Facebook’s “Dislike” Button

In the last week, there has been a lot of talk about Mark Zuckerberg creating a new button to allow users to express “dislike.” This request has been going on for several years as users would like to show empathy for a FB friend who may be going thru something that is negative in their lives. As a clinician, my natural assumption, given the prevalence of cyberbullying, is that it could turn into another weapon in the cyber arsenal of those who wish to bully a peer.  Because we live in a world where we look for validation – we want to know that we are liked and that people are interested in what we have to say. A dislike button could add fuel to the fire and further the need for digital validation. After talking with my in-house expert, my daughter, who is a high school senior about this, her comment was, “That’s a horrible idea. All it will do is create more hate!”   As I contemplate this, I agree with her. From her perspective, a “Dislike” button will just allow peers to give a negative comment to each other and continue the issue of on-line bullying. Imagine a teen posting a new relationship status and a group of “friends” click on “Dislike” or posting a college acceptance letter, a prom photo, new pet and having a group of negative responses. This could have social and emotional consequences for youth. I then decided to challenge her. “How do you “like” a friend’s post that mentions that their grandmother died?” Her response was that she would post an emoticon showing a sad face or tears. Interesting.

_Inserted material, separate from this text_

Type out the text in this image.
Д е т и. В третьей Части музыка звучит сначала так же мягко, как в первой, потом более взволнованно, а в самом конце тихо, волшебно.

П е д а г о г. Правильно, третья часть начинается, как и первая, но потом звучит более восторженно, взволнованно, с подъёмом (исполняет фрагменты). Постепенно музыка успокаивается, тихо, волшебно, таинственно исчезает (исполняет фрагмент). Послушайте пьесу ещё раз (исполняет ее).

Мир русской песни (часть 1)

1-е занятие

So, let’s think about the flip side, why would Facebook create a button that could potentially be used for negative purposes? You could argue that having friends commiserate and offer support by “disliking” a post can feel therapeutic in the same way that venting about a tough day over a latte or a walk with a friend. And for those doing the “disliking”, it is known that expressing, rather than avoiding, negative emotions can prove helpful to well-being.  Also, if a teen posts an inappropriate comment and receives 89 “dislikes,” would this be feedback to the teen to recognize that the post was negative and allow the teen to edit or delete the post and learn from the experience? Interpretation of words without facial expressions, voice tone and other non verbal cues is difficult in this media world. This could allow for a discussion about sarcasm and “meaning what you say and saying what you mean.” Especially when it is posted for the world to see.

So where does that leave us? As with most apps and platforms, it’s how we use it and teach and monitor how our children use it. Zuckerberg has been quoted to say that “we didn’t want to build a “dislike” button because we didn’t want to turn Facebook into a forum where people are voting up or down on people’s posts.” Click here to read the full article.

The intention is for people to be able to express sympathy or support for personal or world issues that are around us. The company has not determined what the button will actually be labeled or what graphic will be used we will keep you posted. More importantly, this is a time to have a conversation with our kids about how to show support, both online and in the real world.